An example of a call stack mentioned above is as follows –
Logging new call stack number 4 for
File “/edx/app/edxapp/edx-platform/lms/djangoapps/instructor/views/api.py”, line 240, in wrapped
return func(*args, **kwargs)
File “/edx/app/edxapp/edx-platform/lms/djangoapps/instructor/views/api.py”, line 176, in wrapped
return func(*args, **kwargs)
File “/edx/app/edxapp/edx-platform/lms/djangoapps/instructor/views/api.py”, line 127, in wrapped
return func(request, *args, **kwargs)
File “/edx/app/edxapp/edx-platform/lms/djangoapps/instructor/views/api.py”, line 1896, in rescore_problem
instructor_task.api.submit_rescore_problem_for_student(request, module_state_key, student)
File “/edx/app/edxapp/edx-platform/lms/djangoapps/instructor_task/api.py”, line 110, in submit_rescore_problem_for_student
return submit_task(request, task_type, task_class, usage_key.course_key, task_input, task_key)
File “/edx/app/edxapp/edx-platform/lms/djangoapps/instructor_task/api_helper.py”, line 346, in submit_task
File “/edx/app/edxapp/edx-platform/lms/djangoapps/instructor_task/tasks.py”, line 80, in rescore_problem
return run_main_task(entry_id, visit_fcn, action_name)
File “/edx/app/edxapp/edx-platform/lms/djangoapps/instructor_task/tasks_helper.py”, line 279, in run_main_task
task_progress = task_fcn(entry_id, course_id, task_input, action_name)

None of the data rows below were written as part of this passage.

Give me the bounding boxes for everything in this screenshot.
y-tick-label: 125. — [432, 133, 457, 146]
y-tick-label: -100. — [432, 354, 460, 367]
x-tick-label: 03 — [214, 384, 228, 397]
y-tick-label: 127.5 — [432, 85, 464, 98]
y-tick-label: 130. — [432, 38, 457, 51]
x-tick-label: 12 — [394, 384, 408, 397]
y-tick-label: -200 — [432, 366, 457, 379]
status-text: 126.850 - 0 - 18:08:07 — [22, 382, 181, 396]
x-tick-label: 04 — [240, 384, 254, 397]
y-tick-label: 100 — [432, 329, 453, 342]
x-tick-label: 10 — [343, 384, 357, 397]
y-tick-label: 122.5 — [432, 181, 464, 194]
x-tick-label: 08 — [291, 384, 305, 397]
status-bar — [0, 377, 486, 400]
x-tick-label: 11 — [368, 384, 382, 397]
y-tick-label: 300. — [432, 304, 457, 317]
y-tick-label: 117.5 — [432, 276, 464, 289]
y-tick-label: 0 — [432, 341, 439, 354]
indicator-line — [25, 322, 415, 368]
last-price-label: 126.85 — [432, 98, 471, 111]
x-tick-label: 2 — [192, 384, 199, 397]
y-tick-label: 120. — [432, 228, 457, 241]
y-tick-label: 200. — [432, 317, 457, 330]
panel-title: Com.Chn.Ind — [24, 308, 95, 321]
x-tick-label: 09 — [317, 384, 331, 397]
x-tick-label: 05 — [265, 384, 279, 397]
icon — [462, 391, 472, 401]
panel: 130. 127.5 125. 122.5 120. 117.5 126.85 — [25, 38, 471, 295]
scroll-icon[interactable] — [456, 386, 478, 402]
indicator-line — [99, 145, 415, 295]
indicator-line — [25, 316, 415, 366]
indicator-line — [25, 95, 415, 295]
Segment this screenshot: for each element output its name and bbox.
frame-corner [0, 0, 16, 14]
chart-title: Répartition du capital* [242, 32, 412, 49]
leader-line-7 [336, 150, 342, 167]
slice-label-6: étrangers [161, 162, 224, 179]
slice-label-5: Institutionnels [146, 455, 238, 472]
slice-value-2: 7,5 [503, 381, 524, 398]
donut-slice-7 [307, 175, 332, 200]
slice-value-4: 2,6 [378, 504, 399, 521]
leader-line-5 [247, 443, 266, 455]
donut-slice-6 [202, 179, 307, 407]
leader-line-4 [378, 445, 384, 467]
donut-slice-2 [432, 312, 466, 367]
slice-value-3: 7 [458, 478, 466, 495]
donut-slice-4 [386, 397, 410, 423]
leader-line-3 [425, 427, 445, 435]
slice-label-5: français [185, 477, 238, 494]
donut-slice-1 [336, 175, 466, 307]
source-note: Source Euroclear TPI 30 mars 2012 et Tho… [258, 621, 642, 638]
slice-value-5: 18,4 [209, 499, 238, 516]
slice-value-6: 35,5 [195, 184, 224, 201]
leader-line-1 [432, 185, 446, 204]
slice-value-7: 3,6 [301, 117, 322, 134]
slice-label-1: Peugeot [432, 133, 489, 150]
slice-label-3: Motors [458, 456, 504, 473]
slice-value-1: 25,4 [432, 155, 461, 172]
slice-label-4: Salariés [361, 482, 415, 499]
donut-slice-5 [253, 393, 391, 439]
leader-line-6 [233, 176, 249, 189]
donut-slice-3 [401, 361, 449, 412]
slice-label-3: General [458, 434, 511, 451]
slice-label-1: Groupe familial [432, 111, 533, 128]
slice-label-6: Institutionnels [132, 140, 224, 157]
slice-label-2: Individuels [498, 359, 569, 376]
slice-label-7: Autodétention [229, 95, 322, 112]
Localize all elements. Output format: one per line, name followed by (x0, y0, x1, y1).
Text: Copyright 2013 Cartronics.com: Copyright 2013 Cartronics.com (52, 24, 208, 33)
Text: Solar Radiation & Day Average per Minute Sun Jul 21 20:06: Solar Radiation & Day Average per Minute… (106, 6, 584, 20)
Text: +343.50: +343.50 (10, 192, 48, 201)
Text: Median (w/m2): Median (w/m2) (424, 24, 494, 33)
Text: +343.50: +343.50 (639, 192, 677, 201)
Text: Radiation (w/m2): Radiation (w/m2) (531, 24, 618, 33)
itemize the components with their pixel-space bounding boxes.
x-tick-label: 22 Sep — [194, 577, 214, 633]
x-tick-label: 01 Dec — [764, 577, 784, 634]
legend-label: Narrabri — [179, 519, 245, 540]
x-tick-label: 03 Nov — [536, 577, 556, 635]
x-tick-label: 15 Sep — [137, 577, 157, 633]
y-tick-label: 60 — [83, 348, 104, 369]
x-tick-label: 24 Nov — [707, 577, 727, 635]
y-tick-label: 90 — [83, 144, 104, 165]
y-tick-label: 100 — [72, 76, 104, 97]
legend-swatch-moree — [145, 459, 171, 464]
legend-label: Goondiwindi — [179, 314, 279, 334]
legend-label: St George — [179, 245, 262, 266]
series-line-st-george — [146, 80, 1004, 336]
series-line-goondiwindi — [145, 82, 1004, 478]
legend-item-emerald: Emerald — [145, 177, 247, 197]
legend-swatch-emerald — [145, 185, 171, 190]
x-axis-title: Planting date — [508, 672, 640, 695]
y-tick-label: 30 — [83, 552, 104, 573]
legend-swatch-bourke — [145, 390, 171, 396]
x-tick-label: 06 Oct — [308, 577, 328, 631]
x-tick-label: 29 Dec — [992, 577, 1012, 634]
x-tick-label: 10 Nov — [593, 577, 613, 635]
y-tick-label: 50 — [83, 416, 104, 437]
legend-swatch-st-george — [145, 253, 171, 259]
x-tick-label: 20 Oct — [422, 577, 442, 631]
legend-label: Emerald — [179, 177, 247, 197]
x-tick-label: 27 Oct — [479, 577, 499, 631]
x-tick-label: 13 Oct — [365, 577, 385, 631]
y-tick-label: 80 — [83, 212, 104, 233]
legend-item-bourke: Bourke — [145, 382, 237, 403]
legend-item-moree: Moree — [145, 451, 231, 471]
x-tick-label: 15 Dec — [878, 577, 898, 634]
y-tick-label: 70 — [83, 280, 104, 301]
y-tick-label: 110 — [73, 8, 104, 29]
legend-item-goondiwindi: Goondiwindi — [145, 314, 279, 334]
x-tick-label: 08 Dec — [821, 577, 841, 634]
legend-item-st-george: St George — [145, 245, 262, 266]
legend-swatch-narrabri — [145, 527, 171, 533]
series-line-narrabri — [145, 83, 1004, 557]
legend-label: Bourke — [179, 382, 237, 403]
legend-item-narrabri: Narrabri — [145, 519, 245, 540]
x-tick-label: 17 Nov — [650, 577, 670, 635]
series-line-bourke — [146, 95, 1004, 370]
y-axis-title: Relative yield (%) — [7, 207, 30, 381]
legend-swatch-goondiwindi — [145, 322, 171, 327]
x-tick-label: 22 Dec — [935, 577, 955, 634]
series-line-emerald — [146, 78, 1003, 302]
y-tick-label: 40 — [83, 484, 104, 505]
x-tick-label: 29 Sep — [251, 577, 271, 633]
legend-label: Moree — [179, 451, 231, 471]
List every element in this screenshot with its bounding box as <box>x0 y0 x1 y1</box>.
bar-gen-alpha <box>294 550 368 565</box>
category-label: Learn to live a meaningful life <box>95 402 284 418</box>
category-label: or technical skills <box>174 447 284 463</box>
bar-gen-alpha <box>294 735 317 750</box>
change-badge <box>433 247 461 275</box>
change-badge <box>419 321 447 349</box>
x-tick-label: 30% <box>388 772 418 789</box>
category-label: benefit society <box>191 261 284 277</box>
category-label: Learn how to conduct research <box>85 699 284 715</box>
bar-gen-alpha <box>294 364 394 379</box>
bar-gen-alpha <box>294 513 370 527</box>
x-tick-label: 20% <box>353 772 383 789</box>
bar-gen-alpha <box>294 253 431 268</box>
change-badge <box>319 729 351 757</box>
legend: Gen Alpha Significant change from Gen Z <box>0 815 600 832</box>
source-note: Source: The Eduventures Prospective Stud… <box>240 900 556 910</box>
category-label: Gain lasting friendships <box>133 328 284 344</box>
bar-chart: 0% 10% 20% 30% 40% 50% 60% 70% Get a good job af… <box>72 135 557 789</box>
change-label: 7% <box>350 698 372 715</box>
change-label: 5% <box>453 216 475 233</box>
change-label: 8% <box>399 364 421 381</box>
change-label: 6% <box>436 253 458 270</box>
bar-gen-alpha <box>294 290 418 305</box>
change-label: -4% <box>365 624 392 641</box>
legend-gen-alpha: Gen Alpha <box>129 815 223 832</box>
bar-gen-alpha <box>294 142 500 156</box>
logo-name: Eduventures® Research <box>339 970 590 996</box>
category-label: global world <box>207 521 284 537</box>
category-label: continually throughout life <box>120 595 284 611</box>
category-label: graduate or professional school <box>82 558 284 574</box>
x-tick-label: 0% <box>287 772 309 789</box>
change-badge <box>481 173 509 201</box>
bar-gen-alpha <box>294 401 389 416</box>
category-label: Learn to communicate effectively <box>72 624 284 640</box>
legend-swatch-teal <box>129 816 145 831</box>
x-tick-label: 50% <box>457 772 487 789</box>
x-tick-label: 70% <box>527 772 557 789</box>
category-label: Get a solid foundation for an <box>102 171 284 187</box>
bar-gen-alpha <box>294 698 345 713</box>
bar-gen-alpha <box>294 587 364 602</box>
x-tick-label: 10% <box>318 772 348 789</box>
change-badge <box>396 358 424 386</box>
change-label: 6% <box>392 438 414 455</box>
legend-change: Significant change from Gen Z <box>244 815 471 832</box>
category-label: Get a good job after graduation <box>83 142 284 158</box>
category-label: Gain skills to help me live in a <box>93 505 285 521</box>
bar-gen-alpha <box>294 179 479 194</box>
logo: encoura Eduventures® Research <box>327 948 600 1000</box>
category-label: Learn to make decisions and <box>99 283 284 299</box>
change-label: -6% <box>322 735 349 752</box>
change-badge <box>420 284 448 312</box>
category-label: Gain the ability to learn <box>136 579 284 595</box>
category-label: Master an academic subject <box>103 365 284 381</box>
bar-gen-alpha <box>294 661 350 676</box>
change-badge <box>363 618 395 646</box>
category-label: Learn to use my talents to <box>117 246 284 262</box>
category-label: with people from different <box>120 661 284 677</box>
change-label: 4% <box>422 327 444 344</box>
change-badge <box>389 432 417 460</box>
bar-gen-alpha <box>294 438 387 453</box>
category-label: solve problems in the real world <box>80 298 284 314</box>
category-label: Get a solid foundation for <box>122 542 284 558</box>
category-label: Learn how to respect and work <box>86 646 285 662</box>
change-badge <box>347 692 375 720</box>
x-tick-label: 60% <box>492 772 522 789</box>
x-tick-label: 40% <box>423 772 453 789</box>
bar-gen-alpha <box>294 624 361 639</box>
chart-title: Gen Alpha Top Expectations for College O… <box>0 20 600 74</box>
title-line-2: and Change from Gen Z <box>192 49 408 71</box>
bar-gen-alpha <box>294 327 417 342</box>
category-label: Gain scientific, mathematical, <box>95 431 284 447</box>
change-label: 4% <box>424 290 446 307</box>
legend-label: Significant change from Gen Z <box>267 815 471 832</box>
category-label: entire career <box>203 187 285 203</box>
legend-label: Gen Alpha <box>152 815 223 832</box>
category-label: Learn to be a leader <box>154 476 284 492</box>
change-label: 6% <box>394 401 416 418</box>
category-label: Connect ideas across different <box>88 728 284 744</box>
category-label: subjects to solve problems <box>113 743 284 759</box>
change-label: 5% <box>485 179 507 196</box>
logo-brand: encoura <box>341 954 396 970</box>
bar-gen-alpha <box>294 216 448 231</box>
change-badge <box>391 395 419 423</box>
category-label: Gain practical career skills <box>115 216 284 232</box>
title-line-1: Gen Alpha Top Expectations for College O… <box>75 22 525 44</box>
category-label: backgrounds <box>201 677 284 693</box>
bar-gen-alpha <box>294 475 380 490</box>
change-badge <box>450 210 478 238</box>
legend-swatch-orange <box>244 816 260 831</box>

File”/edx/app/edxapp/edx-platform/lms/djangoapps/instructor_task/tasks_helper.py”, line 345, in perform_module_state_update
modules_to_update = StudentModule.objects.filter(course_id=course_id, module_state_key__in=usage_keys)
During development of the Call Stack Manager library, I had to solve numerous basic Python level problems such as effective handling of Django Model classes, creating Django Model classes at run time for the purpose of testing, wrapping functions so that they do not lose their identity, handling clashes with other decorators such as @contract in PyContracts, and many more.
Call Stack Manager as a General Library
The main purpose of the Call Stack Manager was to track calls of StudentModule and StudentModuleHistory. In addition, we can track any Python function at any particular level of code. Tracking can be halted when required. With the use of this library, we can deprecate unwanted functions effectively by tracking unknown calls. It will be interesting to pursue development of this tool as a generic tool applicable to any Django project.
I strongly believe that the generalised solution of Call Stack Manager can be used as a plugin or standard library for Django/Python project with further additions, and modifications.
Looking back on my internship experience, I enjoyed working on the edX code base. Working on such a large scale open source project which has huge global impact is very exciting. EdX has a team of awesome coders, and treated interns as full time employees with maximum exposure at every level. I found myself working on cutting edge technologies and participated in all kinds of technical discussions with the Platform team. Working on the basic python level and solving unusual and unexpected problems was especially rewarding. I would like to thank John Eskew, Calen Pennington, Ali Mohammad, Brian Beggs, Miki Goyal, Adam Palay, and Ned Batchelder for their continued help and support. Working at edX was a fascinating and challenging opportunity that I will cherish for years to come.